At the same time, the company will strive to achieve cost levels of the project in line with its latest Norwegian operations.
Three more of Placentia Bay’s licenses are expected to be approved this year, while the rest are in different stages of application. A recirculating aquaculture system (RAS) facility is also included in the project, with construction already underway.
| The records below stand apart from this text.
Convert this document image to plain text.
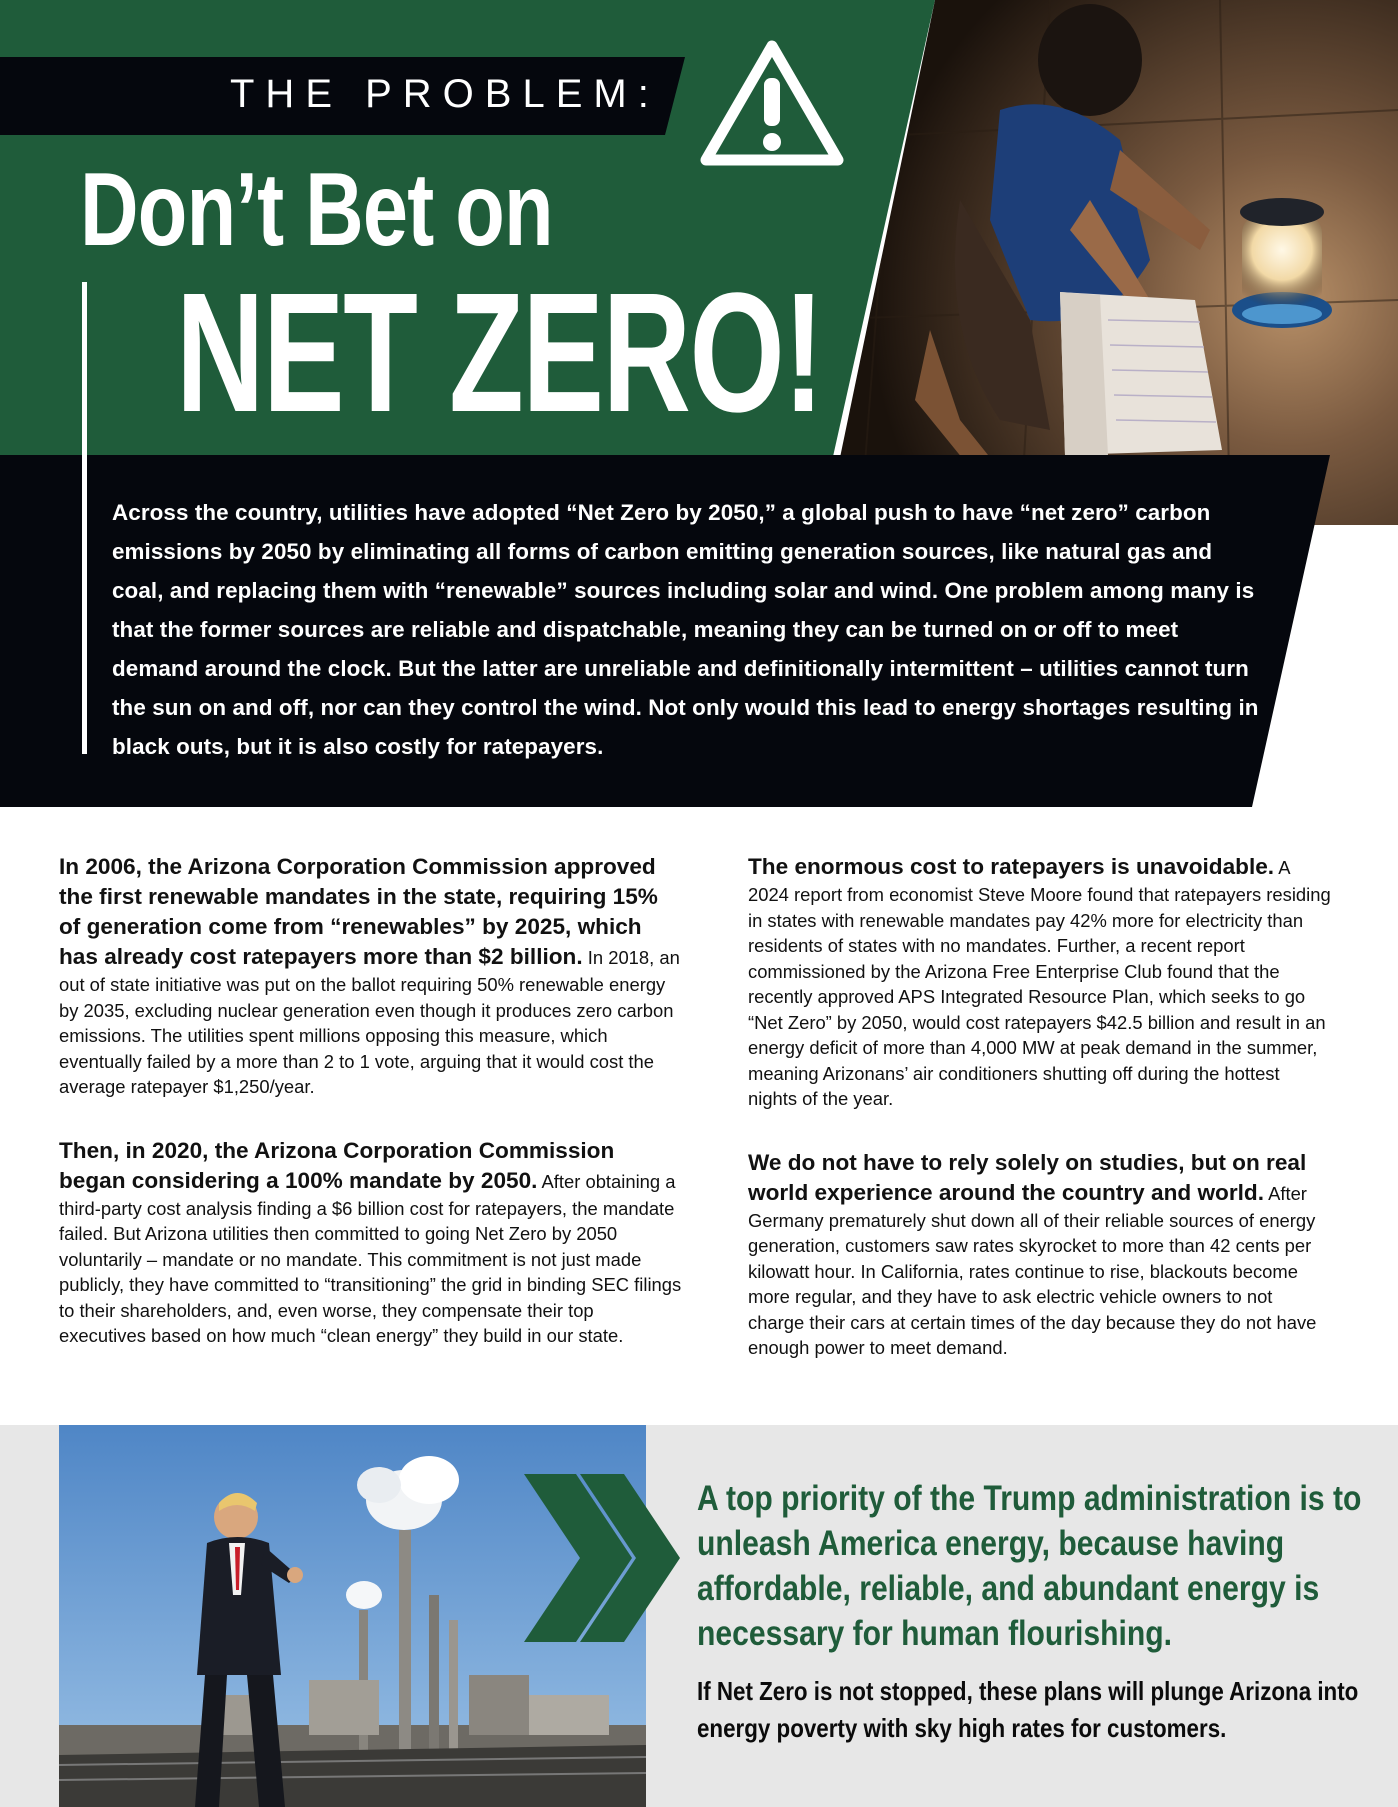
THE PROBLEM:
Don’t Bet on
NET ZERO!
Across the country, utilities have adopted “Net Zero by 2050,” a global push to have “net zero” carbon emissions by 2050 by eliminating all forms of carbon emitting generation sources, like natural gas and coal, and replacing them with “renewable” sources including solar and wind. One problem among many is that the former sources are reliable and dispatchable, meaning they can be turned on or off to meet demand around the clock. But the latter are unreliable and definitionally intermittent – utilities cannot turn the sun on and off, nor can they control the wind. Not only would this lead to energy shortages resulting in black outs, but it is also costly for ratepayers.

In 2006, the Arizona Corporation Commission approved the first renewable mandates in the state, requiring 15% of generation come from “renewables” by 2025, which has already cost ratepayers more than $2 billion. In 2018, an out of state initiative was put on the ballot requiring 50% renewable energy by 2035, excluding nuclear generation even though it produces zero carbon emissions. The utilities spent millions opposing this measure, which eventually failed by a more than 2 to 1 vote, arguing that it would cost the average ratepayer $1,250/year.

Then, in 2020, the Arizona Corporation Commission began considering a 100% mandate by 2050. After obtaining a third-party cost analysis finding a $6 billion cost for ratepayers, the mandate failed. But Arizona utilities then committed to going Net Zero by 2050 voluntarily – mandate or no mandate. This commitment is not just made publicly, they have committed to “transitioning” the grid in binding SEC filings to their shareholders, and, even worse, they compensate their top executives based on how much “clean energy” they build in our state.

The enormous cost to ratepayers is unavoidable. A 2024 report from economist Steve Moore found that ratepayers residing in states with renewable mandates pay 42% more for electricity than residents of states with no mandates. Further, a recent report commissioned by the Arizona Free Enterprise Club found that the recently approved APS Integrated Resource Plan, which seeks to go “Net Zero” by 2050, would cost ratepayers $42.5 billion and result in an energy deficit of more than 4,000 MW at peak demand in the summer, meaning Arizonans’ air conditioners shutting off during the hottest nights of the year.

We do not have to rely solely on studies, but on real world experience around the country and world. After Germany prematurely shut down all of their reliable sources of energy generation, customers saw rates skyrocket to more than 42 cents per kilowatt hour. In California, rates continue to rise, blackouts become more regular, and they have to ask electric vehicle owners to not charge their cars at certain times of the day because they do not have enough power to meet demand.

A top priority of the Trump administration is to unleash America energy, because having affordable, reliable, and abundant energy is necessary for human flourishing.
If Net Zero is not stopped, these plans will plunge Arizona into energy poverty with sky high rates for customers.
This will house a hatchery, a smolt facility, and three post-smolt modules with a potential annual capacity of 7,000 MT. The first eggs are expected to go into the hatchery in the summer.
“For the first time, we are able to start from scratch, which will be a huge benefit coming into this area as we will be delivering state-of-the-art from the very beginning,” Kvarme said.
The project received environmental impact study (EIS) approval in August 2018.
Kvame also said at NASF that as a salmon farming company, GSF “believes in growth.” Last year, it produced a record 83,000 MT of salmon and generated a turnover of NOK 8.3 billion (USD 826.9 million, EUR 735.4 million).
For 2020, the target volume is 100,000 MT and is based on a strategy prepared in 2016-17, when it was producing around 62,000 MT.
“We are quite confident that we will reach this,” he said. “We have also said that we should have a production cost at or below the industry average. I think we can say now that we will reach the industry average or do even better in the Norwegian regions, we will also reach the target for British Columbia, but we will need another year in Shetland to reach the cost target that we have set,” Kvame said. “Grieg wants to be part of the global growth of the salmon sector. We have put up a new target of 150,000 MT, which should be reached within 2025 – coming from 100,000 MT this year. Most of that will come from organic growth from our existing operations and improvements. Another part of that will be our new region in Newfoundland – Placentia Bay.”
Alongside its global growth plan, GSF’s 2025 strategy will also make cost competitiveness and value chain repositioning key focus areas, with the latter exploring new value-adding and downstream opportunities, Kvarme said.